How Docker runs on your Computer

Docker runs on a Linux Virtual Machine on your computer. If you have Docker installed you can run the following command:

docker version

The result of that commmand will be a bunch of sys info but what we are most interested in is the following line

OS/Arch:          linux/arm64

If you are on a MacOs/Windows machine, you might be confused on why that's Linux as the OS. This because Docker is running inside the Virtual Machine. In the VM, each Docker Container/Process has access to the Linux Kernel. In order for Docker to run, it needs certain features that are only supported in Linux (i.e,namespaces and cgroups).

Linux Specials: namespaces and cgroups

When you are creating a Docker Image, you are essentially defining a snapshot in the filesystem that has references to the dependenies that you want for your applicaiton.

You might have 2 applications that require 2 seperate versions of the same dependency... How would your filesystem know how to manage that? That's where namespaces and cgroups come in.

namespaces

The filesystem in Linux can maintain different versions of the same dependency using namespaces.
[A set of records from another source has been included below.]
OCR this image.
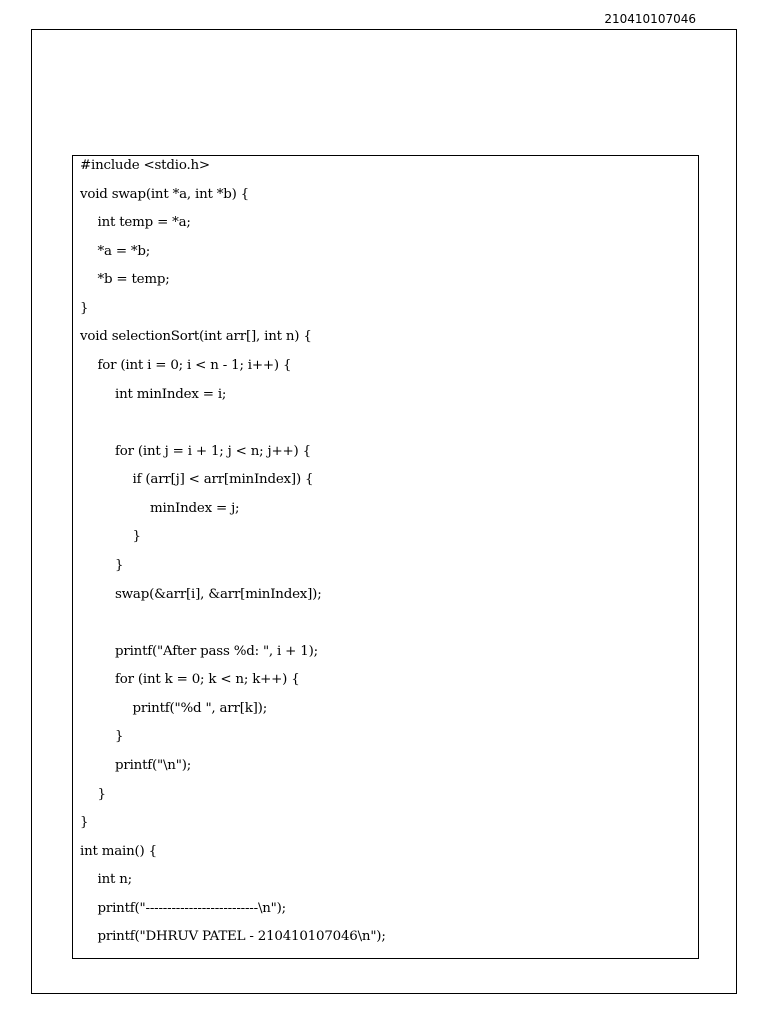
210410107046
#include <stdio.h>
void swap(int *a, int *b) {
int temp = *a;
*a = *b;
*b = temp;
}
void selectionSort(int arr[], int n) {
for (int i = 0; i < n - 1; i++) {
int minIndex = i;
for (int j = i + 1; j < n; j++) {
if (arr[j] < arr[minIndex]) {
minIndex = j;
}
}
swap(&arr[i], &arr[minIndex]);
printf("After pass %d: ", i + 1);
for (int k = 0; k < n; k++) {
printf("%d ", arr[k]);
}
printf("\n");
}
}
int main() {
int n;
printf("--------------------------\n");
printf("DHRUV PATEL - 210410107046\n");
To define namespaces in simple terms, it is the

Isolating of rescources per process or group of processes.

This feature basically sandboxes resources for each process. This defines what resources a process can use but you also need to define how much of those resources can be used... that's where cgroups or control groups come in.

cgroups (Control Groups)

With resources isolated and defined for each process, we also need to define how much of each resource is allowed per process. If one process uses too much resources it can cause a crash to the whole system which will affect other ongoing processes. To define cgroups in simple terms, it is

Limiting the amount of resources used for each process or group of processes.

Currently namespaces and cgroups don't come by default on every operating system but they avaliable on Linux which is why Docker uses a Linux VM to run.